ちょっと時間を置いて、冷静に考えると、本当に成らぬ堪忍はそうないのではないか。

私が銀行を辞めた成らぬ堪忍と思った堪忍は、きっと成る堪忍だったのだ。しかし、それを成らぬ堪忍と思ったからだと、今になってそう思う。

しかし、私は、それを反省して、真っ直ぐ、素直に、人生を生きてきた(と自負している)から、多くの勁草の人が私の周りに集まってくれるのだ。ありがたいことだ。

不動院重陽博愛居士
(俗名  小林 博重)

[成らぬ堪忍、するが堪忍]

どうしても我慢できないようなことを許すのを堪忍というのであって、普通に簡単に許せるようなときは堪忍とはいわないのです。自分が寛容であると考えている人は、許すということの心構えがほしいものです。
まず、我慢のできないこと、あるいは許すことのできないことという事例について、中国の有名な故事を紐解いてみましょう。
漢の統一における功労者であった大将軍韓信についての逸話です。
彼は、若いころ家が貧しくて食べるものにも事欠き、釣りをして空腹を凌いでいたことがありました。気の毒に思った老女が飯を恵んでくれたことさえありました。
あるとき、町の無頼の者が「お前は長剣を下げているが、出来るものなら、おれを斬ってみよ。できないならおれの股の下をくぐってみよ」と嘲ったのでした。韓信はしばらく相手をにらんでいましたが、やがて這いつくばって、その無頼の者の股の下をくぐったとのことです。

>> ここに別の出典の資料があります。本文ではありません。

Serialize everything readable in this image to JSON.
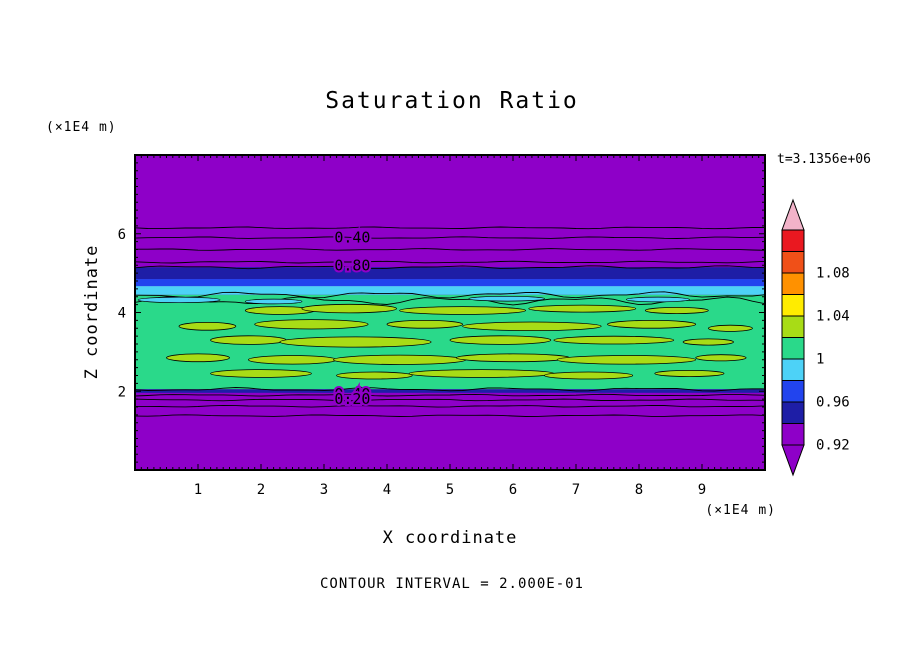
{
  "title": "Saturation Ratio",
  "annotations": {
    "time_label": "t=3.1356e+06",
    "contour_note": "CONTOUR INTERVAL = 2.000E-01",
    "y_axis_unit": "(×1E4 m)",
    "x_axis_unit": "(×1E4 m)"
  },
  "axes": {
    "x_label": "X coordinate",
    "y_label": "Z coordinate",
    "x_ticks": [
      1,
      2,
      3,
      4,
      5,
      6,
      7,
      8,
      9
    ],
    "y_ticks": [
      2,
      4,
      6
    ],
    "x_range": [
      0,
      10
    ],
    "z_range": [
      0,
      8
    ],
    "x_minor_step": 0.1,
    "y_minor_step": 0.2,
    "y_major_step": 2
  },
  "colorbar": {
    "labels": [
      "1.08",
      "1.04",
      "1",
      "0.96",
      "0.92"
    ],
    "segments": [
      "#ea1820",
      "#f05018",
      "#ff9100",
      "#ffec00",
      "#a8dc16",
      "#2ad98a",
      "#4dd2f7",
      "#2244ee",
      "#1e1ea6",
      "#8e00c8"
    ],
    "top_tip": "#f2b3c9",
    "bottom_tip": "#8e00c8"
  },
  "chart_data": {
    "type": "heatmap",
    "title": "Saturation Ratio",
    "xlabel": "X coordinate",
    "ylabel": "Z coordinate",
    "x_range": [
      0,
      10
    ],
    "z_range": [
      0,
      8
    ],
    "contour_interval": 0.2,
    "time_annotation": "t=3.1356e+06",
    "background_color": "#8e00c8",
    "blob_color": "#a8dc16",
    "cyan_patch_color": "#4dd2f7",
    "bands": [
      {
        "z0": 4.85,
        "z1": 5.15,
        "color": "#1e1ea6"
      },
      {
        "z0": 4.67,
        "z1": 4.85,
        "color": "#2244ee"
      },
      {
        "z0": 4.45,
        "z1": 4.67,
        "color": "#4dd2f7"
      },
      {
        "z0": 2.05,
        "z1": 4.45,
        "color": "#2ad98a"
      },
      {
        "z0": 1.96,
        "z1": 2.05,
        "color": "#1e1ea6"
      }
    ],
    "contour_lines": [
      {
        "z": 6.15
      },
      {
        "z": 5.9
      },
      {
        "z": 5.6
      },
      {
        "z": 5.28
      },
      {
        "z": 1.9
      },
      {
        "z": 1.78
      },
      {
        "z": 1.62
      },
      {
        "z": 1.38
      }
    ],
    "wavy_lines": [
      {
        "z": 5.15,
        "amp": 1.0
      },
      {
        "z": 4.45,
        "amp": 2.2
      },
      {
        "z": 4.3,
        "amp": 2.8
      },
      {
        "z": 2.05,
        "amp": 1.2
      }
    ],
    "contour_labels": [
      {
        "text": "0.40",
        "x": 3.45,
        "z": 5.9
      },
      {
        "text": "0.80",
        "x": 3.45,
        "z": 5.2
      },
      {
        "text": "0.40",
        "x": 3.45,
        "z": 1.93
      },
      {
        "text": "0.20",
        "x": 3.45,
        "z": 1.8
      }
    ],
    "blobs": [
      [
        1.15,
        3.65,
        0.45,
        0.1
      ],
      [
        2.3,
        4.05,
        0.55,
        0.1
      ],
      [
        3.4,
        4.1,
        0.75,
        0.11
      ],
      [
        5.2,
        4.05,
        1.0,
        0.1
      ],
      [
        7.1,
        4.1,
        0.85,
        0.09
      ],
      [
        8.6,
        4.05,
        0.5,
        0.08
      ],
      [
        2.8,
        3.7,
        0.9,
        0.12
      ],
      [
        4.6,
        3.7,
        0.6,
        0.1
      ],
      [
        6.3,
        3.65,
        1.1,
        0.11
      ],
      [
        8.2,
        3.7,
        0.7,
        0.1
      ],
      [
        9.45,
        3.6,
        0.35,
        0.08
      ],
      [
        1.8,
        3.3,
        0.6,
        0.11
      ],
      [
        3.5,
        3.25,
        1.2,
        0.13
      ],
      [
        5.8,
        3.3,
        0.8,
        0.11
      ],
      [
        7.6,
        3.3,
        0.95,
        0.1
      ],
      [
        9.1,
        3.25,
        0.4,
        0.08
      ],
      [
        1.0,
        2.85,
        0.5,
        0.1
      ],
      [
        2.5,
        2.8,
        0.7,
        0.11
      ],
      [
        4.2,
        2.8,
        1.05,
        0.12
      ],
      [
        6.0,
        2.85,
        0.9,
        0.1
      ],
      [
        7.8,
        2.8,
        1.1,
        0.11
      ],
      [
        9.3,
        2.85,
        0.4,
        0.08
      ],
      [
        2.0,
        2.45,
        0.8,
        0.1
      ],
      [
        3.8,
        2.4,
        0.6,
        0.09
      ],
      [
        5.5,
        2.45,
        1.15,
        0.1
      ],
      [
        7.2,
        2.4,
        0.7,
        0.09
      ],
      [
        8.8,
        2.45,
        0.55,
        0.08
      ]
    ],
    "cyan_patches": [
      [
        0.7,
        4.32,
        0.65,
        0.07
      ],
      [
        2.2,
        4.28,
        0.45,
        0.06
      ],
      [
        5.9,
        4.35,
        0.6,
        0.06
      ],
      [
        8.3,
        4.33,
        0.5,
        0.06
      ]
    ]
  }
}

「韓信の股くぐり」と和漢折衷の格言となっています。
公衆の面前で侮辱を受けて「市の人背信を笑いて怯となす」というような状態に忍の一字で耐えぬいたからこそ、将来の彼があったといえましょう。

現代の社会で生活をしていると、人の一生のあいだには、耐えられないような屈辱を味わうことがあると思います。
そのときに、どのように対処するかによって生涯に大きな影響を与えることになるのですから、出来るものなら耐えぬいて、その場を切り抜いて行きたいものです。
ビジネス社会で起こった場合の例を挙げてみましょう。
1)重要取引先の担当者が、些細なことに文句をつけて、他の業者の前で面罵した。
2)上司のなかに、好悪の極端な人物がいて、肉体上の欠点について宴席で笑いものにされた。
3)努力を重ねて業績を上げ、会社に貢献しているのが明らかなのに、評価されずにないがしろの処遇を受けた。
などが、代表的な例でしょう。

このような許しがたい屈辱を受けたとき、すぐに反抗的になって、言葉を荒らげて相手に噛みついたり、辞表を出したりするような短絡的な行動は慎むべきでしょう。
ものごとは許せることと許せないことがあるのも事実でしょうが、人間関係でおきたトラブルについては、一旦は忍の一字で引き下がり、後日に冷静な判断にもどったとき解決を求める方が、適切な行動がとれるものです。
また、韓信が耐えることができたのは、彼には他に大志があったからで、その希望をかなえるためには小事にかかわっていてはいけない、という自戒の念が強かったからだと思います。
人間的な修養を積んだ大人物であれば、多少のことで動揺し、取り乱すことはないでしょうが、一般的には、そのような境地に到達するのは難しいものです。